In Last Ditch Effort to Avoid Coalition Collapse, Netanyahu to Meet With Finance Minister
Israeli Prime Minister Benjamin Netanyahu will meet with his Finance Minister Moshe Kahlon on Sunday in a last ditch effort to save his government.
Netanyahu’s current coalition was shattered last week when Defense Minister Avigdor Lieberman resigned in protest over what he described as Israel’s capitulation to Hamas terrorism after Netanyahu accepted a ceasefire following hundreds of rockets fired at Israel’s south.
Soon after, the Jewish Home party announced that it would leave the coalition if its leader Naftali Bennett were not appointed Lieberman’s successor.
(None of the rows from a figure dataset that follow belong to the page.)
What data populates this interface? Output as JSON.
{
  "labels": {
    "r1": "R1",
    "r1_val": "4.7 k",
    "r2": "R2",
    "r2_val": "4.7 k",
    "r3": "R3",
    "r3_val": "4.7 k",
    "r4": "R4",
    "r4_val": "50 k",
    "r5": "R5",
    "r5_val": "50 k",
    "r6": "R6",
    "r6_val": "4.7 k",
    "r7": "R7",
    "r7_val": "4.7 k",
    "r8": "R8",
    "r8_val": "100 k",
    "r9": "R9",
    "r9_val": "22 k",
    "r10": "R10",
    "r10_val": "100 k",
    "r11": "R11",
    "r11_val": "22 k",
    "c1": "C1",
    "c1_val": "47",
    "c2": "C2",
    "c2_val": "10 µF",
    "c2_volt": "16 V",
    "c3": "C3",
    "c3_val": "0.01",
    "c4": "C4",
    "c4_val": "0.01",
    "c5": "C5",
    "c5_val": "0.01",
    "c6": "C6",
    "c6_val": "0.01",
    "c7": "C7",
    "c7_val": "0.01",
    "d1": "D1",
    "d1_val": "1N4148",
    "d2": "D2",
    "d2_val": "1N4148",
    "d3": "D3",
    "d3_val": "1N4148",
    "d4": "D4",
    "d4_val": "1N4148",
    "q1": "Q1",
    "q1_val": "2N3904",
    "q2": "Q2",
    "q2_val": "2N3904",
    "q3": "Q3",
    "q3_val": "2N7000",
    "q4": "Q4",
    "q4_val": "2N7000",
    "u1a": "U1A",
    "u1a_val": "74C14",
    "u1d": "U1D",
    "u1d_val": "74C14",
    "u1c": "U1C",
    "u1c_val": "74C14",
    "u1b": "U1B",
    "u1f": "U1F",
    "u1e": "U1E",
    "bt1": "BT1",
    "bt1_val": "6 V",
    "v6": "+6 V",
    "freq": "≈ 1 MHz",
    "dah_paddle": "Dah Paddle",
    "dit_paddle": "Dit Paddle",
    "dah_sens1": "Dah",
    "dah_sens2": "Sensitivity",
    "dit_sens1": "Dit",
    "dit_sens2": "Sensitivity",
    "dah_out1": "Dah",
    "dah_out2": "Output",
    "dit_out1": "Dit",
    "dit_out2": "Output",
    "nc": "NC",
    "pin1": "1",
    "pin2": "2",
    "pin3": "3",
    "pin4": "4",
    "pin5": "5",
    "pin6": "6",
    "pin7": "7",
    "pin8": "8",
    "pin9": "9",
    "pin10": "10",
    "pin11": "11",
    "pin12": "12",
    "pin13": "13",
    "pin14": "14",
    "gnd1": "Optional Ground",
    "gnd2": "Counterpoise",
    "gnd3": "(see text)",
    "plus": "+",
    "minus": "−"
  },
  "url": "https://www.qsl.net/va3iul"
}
Netanyahu met with Bennett on Friday and reportedly told Bennett he would not do so.
In response, both Kahlon of the Kulanu party and Interior Minister Aryeh Deri of the Shas party called for immediate elections.
On Saturday, Netanyahu tweeted that he will meet with Kahlon on Sunday in an effort to save his government, Israel’s Channel 2 reported, though it is all but impossible for him to do so without Jewish Home.
“Tomorrow I will meet with Moshe Kahlon in a crucial meeting,” Netanyahu wrote, “in an attempt to convince him not to topple the government. If the Kulanu faction does not topple the government — there is a government. It is forbidden to topple a right-wing government. All members of the Likud faction are interested in serving the country for another year, until the end of the term in November 2019.”
Netanyahu related a possible government collapse to the Oslo Accords, which were signed after a left-wing coalition replaced a right-wing government that was felled by internal divisions.
“It is important to make every effort in order to save a right-wing government and not to repeat the historic mistake of ’92, when a right-wing government was toppled, the left rose to power and brought the Oslo disaster upon the State of Israel,” Netanyahu said.
A recent poll showed that Netanyahu would win the next elections, though support for his Likud party would fall. The poll also showed that 74 percent of Israelis disapprove of his handling of the recent escalation with Hamas.